Saturday, June 30, 2018

Rcession on the Horizon?

When the excess return on long-term vs short-term loans inverts, and becomes negative, investors take notice and begin to fear a recession. That metric is nearly zero now after recently being above 1%.

Bill Maher complained in a recent podcast that he was being accused of hoping for a market crash. In fact, he argued, what he had said was that he hoped that a recession would bring the electorate to their senses and rid themselves of Narcissus I.

http://thehill.com/homenews/media/391625-bill-maher-bring-on-the-recession-if-it-means-getting-rid-of-trump

As I was listening not to his original plea, but his defense, I was curious about a number of things he said in his rant, beginning with his statement that we would survive a recession, but not survive much more of Narcissus I. He then went on to say that every Republican President since Hoover had presided over a recession, many more than one. I think he said there had been  42 recessions in total under Republican presidents. I’ve checked two things out:

1. Is it true that recessions are more likely under Republican leadership? The answer appears to be a resounding affirmative:

https://www.snopes.com/fact-check/republicans-1928-control/

https://www.bloomberg.com/news/articles/2016-12-21/republican-presidents-and-recessions-a-pattern-trump-would-like-to-break

https://www.usatoday.com/story/money/markets/2016/11/20/trumps-turn-republican-presidents-rule-recessions/93976832/

https://www.statista.com/statistics/238600/gdp-per-capita-growth-by-us-president-from-hoover-to-obama/

Any way you slice it, folks are worse off always under a Republican president than under a democratic president. The only president that makes it even close was the growth under Gerald Ford, the least republican of all republican presidents.
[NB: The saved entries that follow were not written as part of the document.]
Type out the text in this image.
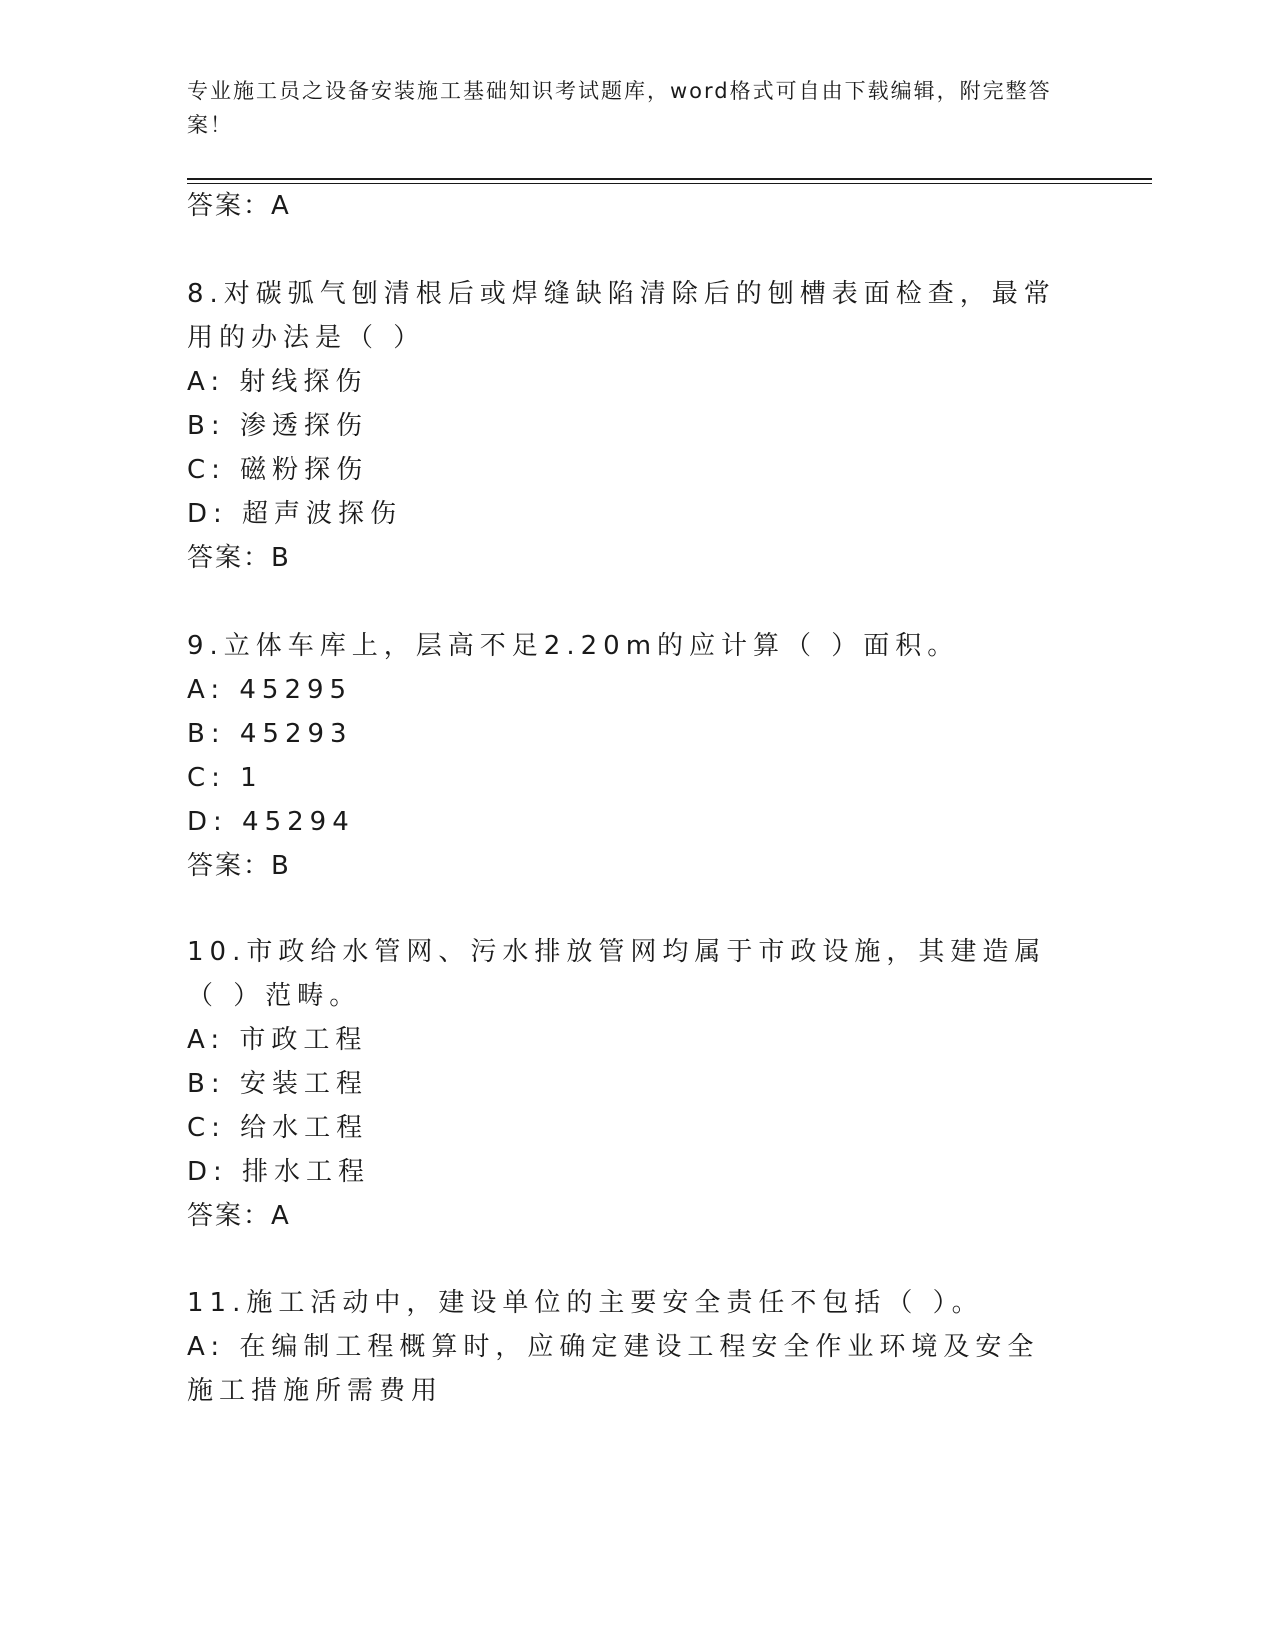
专业施工员之设备安装施工基础知识考试题库，word格式可自由下载编辑，附完整答案！
答案：A
8.对碳弧气刨清根后或焊缝缺陷清除后的刨槽表面检查，最常用的办法是（ ）
A: 射线探伤
B: 渗透探伤
C: 磁粉探伤
D: 超声波探伤
答案：B
9.立体车库上，层高不足2.20m的应计算（ ）面积。
A: 45295
B: 45293
C: 1
D: 45294
答案：B
10.市政给水管网、污水排放管网均属于市政设施，其建造属（ ）范畴。
A: 市政工程
B: 安装工程
C: 给水工程
D: 排水工程
答案：A
11.施工活动中，建设单位的主要安全责任不包括（ ）。
A: 在编制工程概算时，应确定建设工程安全作业环境及安全施工措施所需费用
2. Do recessions benefit anybody? The answer is, again, a resounding affirmative:

https://www.economicshelp.org/blog/280/recession/does-anyone-benefit-from-a-recession/

https://www.nytimes.com/roomfordebate/2012/10/18/shrink-inequality-to-grow-the-economy/when-economic-growth-benefits-only-a-few

http://theweek.com/articles/460179/charts-how-rich-won-great-recession

https://www.theguardian.com/business/2016/jul/06/one-percent-2008-recession-recovery-income

Any way you slice it, the rich inevitably profit from recessions. This cannot be accidental, can it?